More than 1 year has passed since last update.

AI/ML on AWSAdvent Calendar 2022

AWS re:Invent 2022 で発表された新機能 Amazon SageMaker の Notebook Jobs で遊んでみる

Posted at 2022-12-25

はじめに

皆さんこんにちは。このブログでは、AWS re:Invent 2022 で発表された新機能である Amazon SageMaker Studio の Notebook Jobs について、実際に触りながら、その仕組みや応用方法についてまとめてみます。

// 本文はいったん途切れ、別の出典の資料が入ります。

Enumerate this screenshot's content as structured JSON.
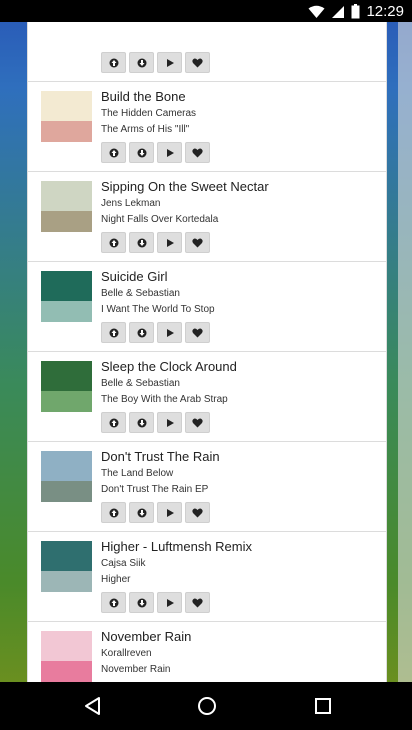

そもそも Notebook Jobs とは？についてはまとめませんので、ご存知ない方は公式ドキュメントや公式ブログ、非公式ブログなどをご参照ください。以下リンクです。

おことわり

本題に入る前に念の為のおことわりです。

SageMaker Notebook Jobs は 2022 年 12 月に発表された機能で、ブログ執筆時点では、まだまだ公式ドキュメントや公式ブログなどが完全に揃っていない状態です。このブログの内容は、公式ドキュメントに記載されている情報以外にも、記載されていないがログなどからある程度推測できてしまう情報に基づいて執筆しています。そのため、ドキュメントに未記載の内容はあくまでエンジニアの遊びにとどめ、本番環境では採用しないようお願いします（もしくは AWS の技術サポートに確認ください）。

遊んで分かったこと

Notebook Jobs の on-demand job は SageMaker training job を直接実行する。
Notebook Jobs の schedule job を作成すると、裏側で SageMaker training job だけがステップの SageMaker pipeline と、を EventBridge schedule rule が作成され、EventBrdige schedule rule によって定期実行される。
2 の SageMaker pipeline を利用すると、外部から notebook job が実行できる。
Notebook Jobs の schedule job は、作成された時点で notebook のファイルが入力の S3 へアップロードされ、以降同じ job ならば、Studio 上で変更と上書きをしても S3 のファイルへは反映されない。
2 と 3 と 4 の性質を利用することで、外部から動的に notebook を変更して job を実行できる。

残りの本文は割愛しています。